Try this next time around. do the first 3 pages of questions, and then go to the last question and work backwards. In general, the harder questions will be found after question 12. You will also find an easy question or two towards the end as (in my opinion) LSAC does not expect everyone to get to.
Thank you. I'm going to try that, especially because I didn't know the questions got harder toward the end of the section. But it makes sense now......I've noticed that the 5-minute warning comes when I'm on #17-18, usually. There's about 25 questions in a section, so that leaves me in the crapper for the rest. What I do is mark the last question so I know where it is (the scoring sheet goes past 25), and then watch the clock hardcore as I try to get the section done. That probably means that I'm only getting to #20-21 at the most. When there's about a minute left, I bubble in whatever..Usually the last three or four I don't even look at. But even when I do that, I've already done horribly in that second half of the section. In my last two PT's in at least one LR section, I get the first 12 or 13 correct.
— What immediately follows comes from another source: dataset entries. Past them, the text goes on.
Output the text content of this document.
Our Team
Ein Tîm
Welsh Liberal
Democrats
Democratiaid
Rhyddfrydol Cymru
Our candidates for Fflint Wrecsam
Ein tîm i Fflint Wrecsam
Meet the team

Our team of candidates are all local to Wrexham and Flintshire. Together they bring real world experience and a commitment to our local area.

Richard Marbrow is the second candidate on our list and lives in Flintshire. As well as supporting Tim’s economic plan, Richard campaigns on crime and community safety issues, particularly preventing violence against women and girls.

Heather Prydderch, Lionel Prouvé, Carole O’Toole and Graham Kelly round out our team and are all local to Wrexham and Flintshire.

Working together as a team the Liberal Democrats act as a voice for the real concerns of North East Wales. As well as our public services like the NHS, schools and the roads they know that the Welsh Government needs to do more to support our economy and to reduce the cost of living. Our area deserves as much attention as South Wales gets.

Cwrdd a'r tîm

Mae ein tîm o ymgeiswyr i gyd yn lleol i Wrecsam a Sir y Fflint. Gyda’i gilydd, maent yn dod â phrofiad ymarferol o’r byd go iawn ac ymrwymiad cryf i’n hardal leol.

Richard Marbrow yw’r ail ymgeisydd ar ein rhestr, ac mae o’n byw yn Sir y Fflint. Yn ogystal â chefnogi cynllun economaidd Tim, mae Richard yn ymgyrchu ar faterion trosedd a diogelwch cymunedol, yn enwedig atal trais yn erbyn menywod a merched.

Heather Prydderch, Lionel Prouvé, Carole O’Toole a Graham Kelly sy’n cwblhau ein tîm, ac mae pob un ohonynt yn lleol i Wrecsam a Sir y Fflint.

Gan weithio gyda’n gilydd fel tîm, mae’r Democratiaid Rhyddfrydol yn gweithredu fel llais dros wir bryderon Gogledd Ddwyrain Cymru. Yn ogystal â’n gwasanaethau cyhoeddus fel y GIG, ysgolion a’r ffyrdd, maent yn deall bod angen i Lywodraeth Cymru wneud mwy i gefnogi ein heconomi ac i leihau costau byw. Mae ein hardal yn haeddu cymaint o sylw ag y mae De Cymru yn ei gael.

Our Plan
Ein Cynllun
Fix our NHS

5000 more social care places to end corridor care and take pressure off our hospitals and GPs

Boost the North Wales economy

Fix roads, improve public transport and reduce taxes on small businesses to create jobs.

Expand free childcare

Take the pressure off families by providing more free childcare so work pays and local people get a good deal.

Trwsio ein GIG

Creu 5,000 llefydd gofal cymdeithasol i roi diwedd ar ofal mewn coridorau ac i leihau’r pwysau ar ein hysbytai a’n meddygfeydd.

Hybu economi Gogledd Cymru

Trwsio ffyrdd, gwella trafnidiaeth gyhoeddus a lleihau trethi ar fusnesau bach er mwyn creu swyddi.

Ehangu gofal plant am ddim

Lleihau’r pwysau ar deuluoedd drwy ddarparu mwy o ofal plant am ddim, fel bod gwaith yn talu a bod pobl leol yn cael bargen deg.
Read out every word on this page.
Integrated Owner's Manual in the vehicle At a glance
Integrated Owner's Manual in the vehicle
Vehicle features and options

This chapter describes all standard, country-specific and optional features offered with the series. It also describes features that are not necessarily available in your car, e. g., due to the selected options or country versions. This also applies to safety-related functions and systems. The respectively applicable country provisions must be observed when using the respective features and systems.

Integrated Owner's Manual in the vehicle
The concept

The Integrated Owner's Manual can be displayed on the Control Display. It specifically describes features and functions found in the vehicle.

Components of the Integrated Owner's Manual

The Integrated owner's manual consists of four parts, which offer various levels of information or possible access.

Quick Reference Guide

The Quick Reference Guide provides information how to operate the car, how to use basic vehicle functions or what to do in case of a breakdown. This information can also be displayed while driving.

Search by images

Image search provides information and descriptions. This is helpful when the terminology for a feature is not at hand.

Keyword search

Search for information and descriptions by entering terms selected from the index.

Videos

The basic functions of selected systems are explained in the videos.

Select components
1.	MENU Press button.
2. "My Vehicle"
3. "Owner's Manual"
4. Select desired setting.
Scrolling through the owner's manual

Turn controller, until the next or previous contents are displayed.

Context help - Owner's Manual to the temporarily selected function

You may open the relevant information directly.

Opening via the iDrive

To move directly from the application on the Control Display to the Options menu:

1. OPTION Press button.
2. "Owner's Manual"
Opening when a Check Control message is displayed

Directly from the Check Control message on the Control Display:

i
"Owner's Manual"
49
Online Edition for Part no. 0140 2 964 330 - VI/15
It's like I'm on a streak that completely dies out by question 15. From 15 on I'm lucky to get more than 5 answers right.
Quote from: marcus-aurelius on September 21, 2010, 09:50:32 AMTry this next time around. do the first 3 pages of questions, and then go to the last question and work backwards. In general, the harder questions will be found after question 12. You will also find an easy question or two towards the end as (in my opinion) LSAC does not expect everyone to get to. That's interesting. Is that your observation, or an official secret?
OP: Given that your highest score so far is 146 after some practice/study time I don't think your major problem or best solution is to do the questions in a different order. You are missing far too many for your current score range to be based on the order you do them. You need to do something to significantly improve your understanding of what is going on with LR questions, what concepts are involved and being tested, and to change/improve your approach and skills at solving each of the questions/question types, etc.Timing is NOT your main problem, your underlying skills are. Speed comes with/improves with better understanding of and skills with the materials. When you know what is going on with, how to properly approach the various question types, and know/understand what techniques and methods of analysis to apply to each you will be able to solve each of them in less time with better accuracy. Other than churning through a bunch of practice tests/sections as fast as you can timed, what else have you been doing to improve your LR problem solving skills?